Do you know where your kids are...on the internet?
- Kate Wennerstrom
- Central Oregonian - News
>Crook County Community Coalition offering free workshop Thursday on Internet safetyThe question of what children really do when they hop on the Internet can bring fear to the hearts of parents.
With this in mind, the Parents R Us committee, a sub-committee of the Crook County Community Coalition (C4), is offering a free workshop for parents this Thursday evening.
"I think it's just something that parents should be aware of," C4 Coordinator Cindy Brockett said. "The Internet, while it's incredibly helpful when it comes to knowledge, it can also be somewhat harmful. Maybe your child says too much on the Internet. You don't want anyone to really be able to find them."
The workshop is aimed at parents who have children of all ages, as the Internet is a draw for children as young as grade school age.
"I just think that all kids are vulnerable so parents should know the good, the bad and the ugly of the Internet." Brockett said. "The kids are so much more aware of the technology than we as adults are. They're growing up in a totally different age than we did and so unfortunately, we speak a different language sometimes. It's really important that parents are on the cutting edge of what kind of technology is out there."
"Parents just have to be absolutely diligent," Prineville Police Department Captain Michael Boyd said. "In my opinion, it is a recipe for disaster to let a young person have unfettered access to a computer these days because there are people who are hoping beyond hope to find that circumstance."
While the workshop is aimed at teaching parents the dangers of the Internet, it is to protect children, not prevent them from using the valuable resource.
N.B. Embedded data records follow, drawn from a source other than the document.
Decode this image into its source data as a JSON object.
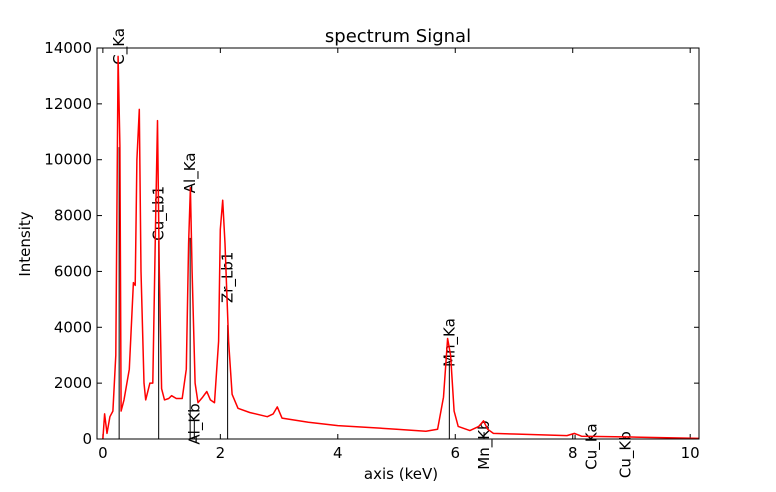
{
  "chart_data": {
    "type": "line",
    "title": "spectrum Signal",
    "xlabel": "axis (keV)",
    "ylabel": "Intensity",
    "xlim": [
      -0.1,
      10.15
    ],
    "ylim": [
      0,
      14000
    ],
    "xticks": [
      0,
      2,
      4,
      6,
      8,
      10
    ],
    "yticks": [
      0,
      2000,
      4000,
      6000,
      8000,
      10000,
      12000,
      14000
    ],
    "grid": false,
    "series": [
      {
        "name": "spectrum",
        "color": "#ff0000",
        "points": [
          [
            0,
            0
          ],
          [
            0.03,
            900
          ],
          [
            0.07,
            200
          ],
          [
            0.12,
            800
          ],
          [
            0.17,
            1000
          ],
          [
            0.22,
            3000
          ],
          [
            0.26,
            13700
          ],
          [
            0.29,
            10500
          ],
          [
            0.31,
            1000
          ],
          [
            0.36,
            1400
          ],
          [
            0.45,
            2500
          ],
          [
            0.52,
            5600
          ],
          [
            0.55,
            5500
          ],
          [
            0.58,
            10000
          ],
          [
            0.62,
            11800
          ],
          [
            0.65,
            6000
          ],
          [
            0.7,
            2000
          ],
          [
            0.73,
            1400
          ],
          [
            0.8,
            2000
          ],
          [
            0.85,
            2000
          ],
          [
            0.9,
            8000
          ],
          [
            0.93,
            11400
          ],
          [
            0.96,
            6000
          ],
          [
            1.0,
            1800
          ],
          [
            1.05,
            1400
          ],
          [
            1.12,
            1450
          ],
          [
            1.17,
            1550
          ],
          [
            1.25,
            1450
          ],
          [
            1.35,
            1450
          ],
          [
            1.42,
            2500
          ],
          [
            1.46,
            7000
          ],
          [
            1.49,
            9000
          ],
          [
            1.52,
            6000
          ],
          [
            1.57,
            2000
          ],
          [
            1.62,
            1300
          ],
          [
            1.7,
            1500
          ],
          [
            1.77,
            1700
          ],
          [
            1.83,
            1400
          ],
          [
            1.9,
            1300
          ],
          [
            1.97,
            3500
          ],
          [
            2.0,
            7500
          ],
          [
            2.04,
            8550
          ],
          [
            2.08,
            7000
          ],
          [
            2.14,
            3500
          ],
          [
            2.2,
            1600
          ],
          [
            2.3,
            1100
          ],
          [
            2.5,
            950
          ],
          [
            2.8,
            800
          ],
          [
            2.9,
            900
          ],
          [
            2.97,
            1150
          ],
          [
            3.05,
            750
          ],
          [
            3.5,
            600
          ],
          [
            4.0,
            480
          ],
          [
            5.0,
            350
          ],
          [
            5.5,
            280
          ],
          [
            5.7,
            350
          ],
          [
            5.8,
            1500
          ],
          [
            5.87,
            3600
          ],
          [
            5.92,
            3000
          ],
          [
            5.98,
            1000
          ],
          [
            6.05,
            450
          ],
          [
            6.25,
            300
          ],
          [
            6.4,
            450
          ],
          [
            6.48,
            650
          ],
          [
            6.55,
            350
          ],
          [
            6.65,
            200
          ],
          [
            7.0,
            180
          ],
          [
            7.9,
            120
          ],
          [
            8.03,
            200
          ],
          [
            8.15,
            100
          ],
          [
            9.0,
            70
          ],
          [
            10.15,
            20
          ]
        ]
      }
    ],
    "markers": [
      {
        "label": "C_Ka",
        "energy": 0.277,
        "line_top": 10450,
        "label_y": 13400
      },
      {
        "label": "Cu_Lb1",
        "energy": 0.95,
        "line_top": 7100,
        "label_y": 7100
      },
      {
        "label": "Al_Ka",
        "energy": 1.486,
        "line_top": 7200,
        "label_y": 8800
      },
      {
        "label": "Al_Kb",
        "energy": 1.557,
        "line_top": 680,
        "label_y": -200
      },
      {
        "label": "Zr_Lb1",
        "energy": 2.124,
        "line_top": 4080,
        "label_y": 4870
      },
      {
        "label": "Mn_Ka",
        "energy": 5.899,
        "line_top": 2800,
        "label_y": 2580
      },
      {
        "label": "Mn_Kb",
        "energy": 6.49,
        "line_top": 250,
        "label_y": -1100
      },
      {
        "label": "Cu_Ka",
        "energy": 8.04,
        "line_top": 150,
        "label_y": -1100
      },
      {
        "label": "Cu_Kb",
        "energy": 8.9,
        "line_top": 80,
        "label_y": -1400
      }
    ]
  }
}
"At our house the computer is in the living room and the computer is used only when we're there," Boyd continued. "There's lots of stuff parents can do. You can password-protect (the computer and certain Web sites). I tend to believe that a computer in a kid's room is not a good plan. The lure is just too great. Where we may think about the issues of computer crime once a day, there are people whose whole lives are devoted to committing computer crime."
In the workshop, Detective Scott Vincent, of the Bend Police Department, will guide parents through Web sites which children and teenagers frequently visit.
"He's going to go through several different places, like My Space, chat rooms and stuff like that," Brockett said. "You'll be able to see what kids are saying and what kids are doing. He'll speak about the harmful places the kids can go, places where they don't realize can be harmful, or the way predators can find you and that type of thing."
"The problem with so much Internet crime is the whereabouts of the suspect are unknown, even with predators," Boyd said. "This is one of those crimes where apprehension is probably the least successful way of preventing the crime. We want to do prevention."